Ein Sonderfall der Rückabwicklung ist die Fallgruppe des aufgedrängten Vertrags. 4 Hat eine Partei im Rahmen von Vertragsverhandlungen fahrlässig unrichtige Angaben gemacht oder eine Aufklärungspflicht verletzt, ist sie der anderen Partei aus culpa in contrahendo gemäß §§ 280 I, 311 II, 241 II BGB zum Schadensersatz verpflichtet. Der Schadensersatzanspruch ist gemäß § 249 I BGB auf die Herstellung des Zustandes gerichtet, der ohne das zum Ersatz verpflichtende Ereignis bestünde. Wäre der Vertrag ohne die vorvertragliche Pflichtverletzung nicht zustande gekommen, ist der Schadensersatzanspruch auf Aufhebung des Vertrages gerichtet.

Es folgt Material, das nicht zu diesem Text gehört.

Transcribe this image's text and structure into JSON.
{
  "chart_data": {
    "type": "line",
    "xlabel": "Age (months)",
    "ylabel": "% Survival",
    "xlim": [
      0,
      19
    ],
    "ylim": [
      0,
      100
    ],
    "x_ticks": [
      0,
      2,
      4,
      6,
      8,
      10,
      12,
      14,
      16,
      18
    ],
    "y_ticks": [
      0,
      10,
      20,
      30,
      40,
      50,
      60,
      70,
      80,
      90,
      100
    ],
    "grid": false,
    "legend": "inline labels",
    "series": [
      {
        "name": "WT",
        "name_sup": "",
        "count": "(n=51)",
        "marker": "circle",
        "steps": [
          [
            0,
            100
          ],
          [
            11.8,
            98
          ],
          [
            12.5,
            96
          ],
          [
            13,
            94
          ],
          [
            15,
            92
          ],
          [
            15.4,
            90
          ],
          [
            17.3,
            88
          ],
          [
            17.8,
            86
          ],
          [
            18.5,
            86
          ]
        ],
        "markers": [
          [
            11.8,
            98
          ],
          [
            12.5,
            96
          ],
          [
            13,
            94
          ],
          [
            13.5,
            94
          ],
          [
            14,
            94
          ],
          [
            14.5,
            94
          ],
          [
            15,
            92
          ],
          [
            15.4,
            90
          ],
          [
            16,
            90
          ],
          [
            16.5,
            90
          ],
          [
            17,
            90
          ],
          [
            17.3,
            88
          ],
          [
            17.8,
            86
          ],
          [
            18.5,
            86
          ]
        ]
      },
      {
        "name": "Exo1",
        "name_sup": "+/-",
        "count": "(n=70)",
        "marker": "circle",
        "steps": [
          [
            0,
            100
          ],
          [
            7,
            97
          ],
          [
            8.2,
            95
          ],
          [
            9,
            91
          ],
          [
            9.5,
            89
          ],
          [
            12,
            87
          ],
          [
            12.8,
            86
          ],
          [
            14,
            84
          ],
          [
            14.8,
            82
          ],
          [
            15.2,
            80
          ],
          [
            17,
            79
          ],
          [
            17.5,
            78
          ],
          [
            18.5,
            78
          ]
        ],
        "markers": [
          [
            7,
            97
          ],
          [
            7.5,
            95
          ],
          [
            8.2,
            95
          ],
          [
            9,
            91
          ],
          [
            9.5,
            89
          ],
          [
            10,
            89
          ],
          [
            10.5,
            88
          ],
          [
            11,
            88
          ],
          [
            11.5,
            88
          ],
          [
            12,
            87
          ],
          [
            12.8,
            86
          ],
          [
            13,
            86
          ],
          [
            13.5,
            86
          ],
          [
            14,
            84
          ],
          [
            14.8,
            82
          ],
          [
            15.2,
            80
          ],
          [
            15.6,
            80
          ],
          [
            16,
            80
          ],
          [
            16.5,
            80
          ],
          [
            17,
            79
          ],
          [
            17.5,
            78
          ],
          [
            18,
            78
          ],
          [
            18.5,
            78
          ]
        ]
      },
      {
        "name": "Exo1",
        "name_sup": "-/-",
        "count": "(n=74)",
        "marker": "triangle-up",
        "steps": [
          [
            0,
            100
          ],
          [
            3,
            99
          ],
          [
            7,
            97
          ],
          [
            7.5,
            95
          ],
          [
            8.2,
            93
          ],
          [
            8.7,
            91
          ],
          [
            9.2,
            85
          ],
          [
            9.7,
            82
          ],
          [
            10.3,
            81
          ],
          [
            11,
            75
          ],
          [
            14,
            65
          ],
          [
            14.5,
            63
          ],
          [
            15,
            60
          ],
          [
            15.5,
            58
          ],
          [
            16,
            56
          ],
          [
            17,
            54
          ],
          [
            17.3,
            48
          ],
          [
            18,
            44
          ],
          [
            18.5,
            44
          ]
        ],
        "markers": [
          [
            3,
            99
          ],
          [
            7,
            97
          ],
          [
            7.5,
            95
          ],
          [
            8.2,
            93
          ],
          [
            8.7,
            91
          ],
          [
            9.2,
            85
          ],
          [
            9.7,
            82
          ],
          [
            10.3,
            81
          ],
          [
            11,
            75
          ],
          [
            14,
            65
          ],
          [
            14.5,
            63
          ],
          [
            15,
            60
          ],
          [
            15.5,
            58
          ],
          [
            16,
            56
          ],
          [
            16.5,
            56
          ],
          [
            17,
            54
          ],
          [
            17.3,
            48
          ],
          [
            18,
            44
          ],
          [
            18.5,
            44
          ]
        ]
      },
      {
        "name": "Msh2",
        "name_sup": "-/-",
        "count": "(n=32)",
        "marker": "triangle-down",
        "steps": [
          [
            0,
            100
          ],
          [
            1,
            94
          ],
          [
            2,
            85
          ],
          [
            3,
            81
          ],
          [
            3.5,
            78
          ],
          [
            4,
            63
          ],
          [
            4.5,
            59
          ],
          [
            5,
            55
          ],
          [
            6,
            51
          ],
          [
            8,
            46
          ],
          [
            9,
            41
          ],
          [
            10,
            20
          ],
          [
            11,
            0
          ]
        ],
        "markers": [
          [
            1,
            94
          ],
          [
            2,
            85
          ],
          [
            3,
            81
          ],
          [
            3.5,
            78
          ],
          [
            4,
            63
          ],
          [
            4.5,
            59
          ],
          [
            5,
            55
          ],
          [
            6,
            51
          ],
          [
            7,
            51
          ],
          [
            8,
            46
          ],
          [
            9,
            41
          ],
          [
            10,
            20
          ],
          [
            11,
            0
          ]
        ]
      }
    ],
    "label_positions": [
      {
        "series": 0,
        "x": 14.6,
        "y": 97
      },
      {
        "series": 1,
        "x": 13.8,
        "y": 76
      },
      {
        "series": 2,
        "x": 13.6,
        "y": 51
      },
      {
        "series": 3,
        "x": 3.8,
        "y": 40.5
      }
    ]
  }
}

  1. Hier und zum Folgenden: Medicus/Lorenz, Schuldrecht I – AT, 21. Aufl. 2015, Rn. 586.
  2. Hier und zum Folgenden: Medicus/Lorenz, Schuldrecht I – AT, 21. Aufl. 2015, Rn. 58.
  3. Hier und zum Folgenden: Medicus/Lorenz, Schuldrecht I – AT, 21. Aufl. 2015, Rn. 588.
  4. Hier und zum Folgenden: Medicus/Lorenz, Schuldrecht I – AT, 21. Aufl. 2015, Rn. 663.